Kassandra virou-se e saiu do quarto, fechando a porta com um barulho que mexeu com os nervos de Fenny. Oh, Deus, será que pensavam que era feita de pedra para suportar tudo aquilo? Ela não era grega. Não estava acostumada com o tipo de resistência deles, porque sua idéia de casamento era um ombro muito forte, protetor e firme para achar força. Não tinha nada disso, e não podia encarar o futuro assim.

Escondeu o rosto nas almofadas do divã, apertou-as, até que sentiu os dedos doerem. Não conseguiria encarar Lion e queria ir embora do castelo antes que ele voltasse. Já pagara bem caro por se casar com ele no lugar da prima.

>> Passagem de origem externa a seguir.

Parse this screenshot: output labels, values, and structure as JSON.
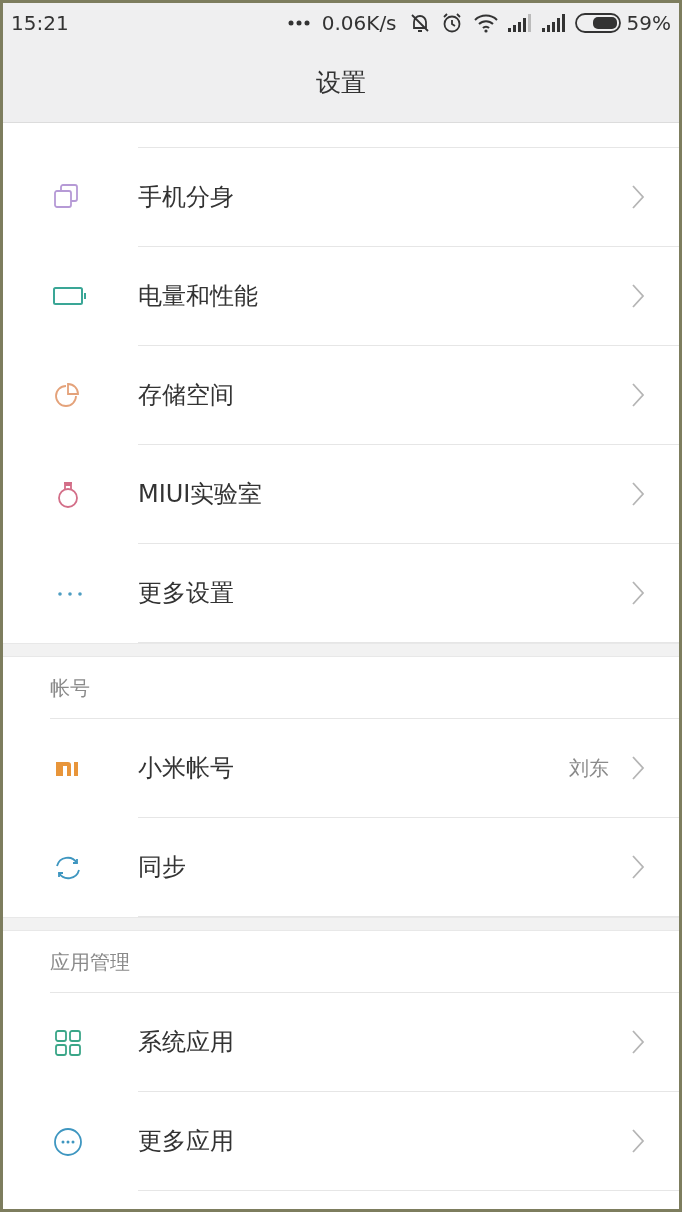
{
  "status_bar": {
    "time": "15:21",
    "network_speed": "0.06K/s",
    "battery": "59%"
  },
  "title": "设置",
  "sections": [
    {
      "items": [
        {
          "label": "手机分身"
        },
        {
          "label": "电量和性能"
        },
        {
          "label": "存储空间"
        },
        {
          "label": "MIUI实验室"
        },
        {
          "label": "更多设置"
        }
      ]
    },
    {
      "header": "帐号",
      "items": [
        {
          "label": "小米帐号",
          "value": "刘东"
        },
        {
          "label": "同步"
        }
      ]
    },
    {
      "header": "应用管理",
      "items": [
        {
          "label": "系统应用"
        },
        {
          "label": "更多应用"
        }
      ]
    }
  ]
}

Combinaram ir para o continente e Zonar reservou quar­tos para eles no Hotel Achilles, no centro de Atenas, com vista para a Acrópole.

Então, veio a mudança de planos para Adelina, que re­cebeu a notícia de que o pai não estava muito bem e desejava vê-la. Como era a única filha, Adelina decidiu ir imediata­mente, arrumou as malas e foi na lancha que tinha sido enviada para buscá-la, acenando dramaticamente para o marido, que ficou na praia, com o olhar meio perdido.

— Pobre Lina — ele disse, balançando a cabeça. — Estava morrendo de vontade de fazer compras. — Demetre olhou para o irmão. — Você vai adiar o passeio, não vai? Fenella não terá acompanhante. Então, por que não esperam a volta da minha Lina? Ela não vai demorar muito, será uma visita curta. Disse o nome de Fenny muito cerimoniosamente, ainda obstinado em não aceitá-la. Talvez porque seu irmão gêmeo, sem dúvida alguma, gostava dela.

— Não, não há necessidade de adiar a viagem, porque Adelina poderá se juntar a nós, assim que voltar. — Zonar olhou diretamente para Fenny, — Você gostaria muito de conhecer Atenas, não é verdade?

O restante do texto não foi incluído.